Magnitude of $$$\left\langle 3 \sin^{2}{\left(t \right)} \cos{\left(t \right)}, - 3 \sin{\left(t \right)} \cos^{2}{\left(t \right)}, \sin{\left(2 t \right)}\right\rangle$$$

Find the magnitude (length) of $$$\mathbf{\vec{u}} = \left\langle 3 \sin^{2}{\left(t \right)} \cos{\left(t \right)}, - 3 \sin{\left(t \right)} \cos^{2}{\left(t \right)}, \sin{\left(2 t \right)}\right\rangle.$$$

The vector magnitude of a vector is given by the formula $$$\mathbf{\left\lvert\vec{u}\right\rvert} = \sqrt{\sum_{i=1}^{n} \left|{u_{i}}\right|^{2}}$$$.

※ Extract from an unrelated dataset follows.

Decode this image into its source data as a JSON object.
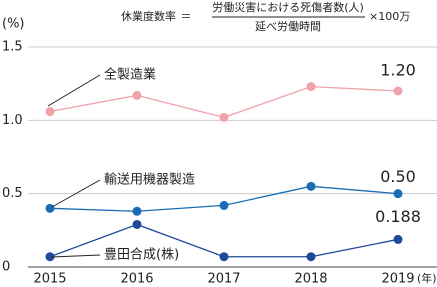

The sum of squares of the absolute values of the coordinates is $$$\left|{3 \sin^{2}{\left(t \right)} \cos{\left(t \right)}}\right|^{2} + \left|{- 3 \sin{\left(t \right)} \cos^{2}{\left(t \right)}}\right|^{2} + \left|{\sin{\left(2 t \right)}}\right|^{2} = 9 \sin^{4}{\left(t \right)} \cos^{2}{\left(t \right)} + 9 \sin^{2}{\left(t \right)} \cos^{4}{\left(t \right)} + \sin^{2}{\left(2 t \right)}.$$$

Therefore, the magnitude of the vector is $$$\mathbf{\left\lvert\vec{u}\right\rvert} = \sqrt{9 \sin^{4}{\left(t \right)} \cos^{2}{\left(t \right)} + 9 \sin^{2}{\left(t \right)} \cos^{4}{\left(t \right)} + \sin^{2}{\left(2 t \right)}} = \frac{\sqrt{26 - 26 \cos{\left(4 t \right)}}}{4}.$$$

The magnitude is $$$\frac{\sqrt{26 - 26 \cos{\left(4 t \right)}}}{4}\approx 1.274754878398196 \left(1 - \cos{\left(4 t \right)}\right)^{0.5}$$$A.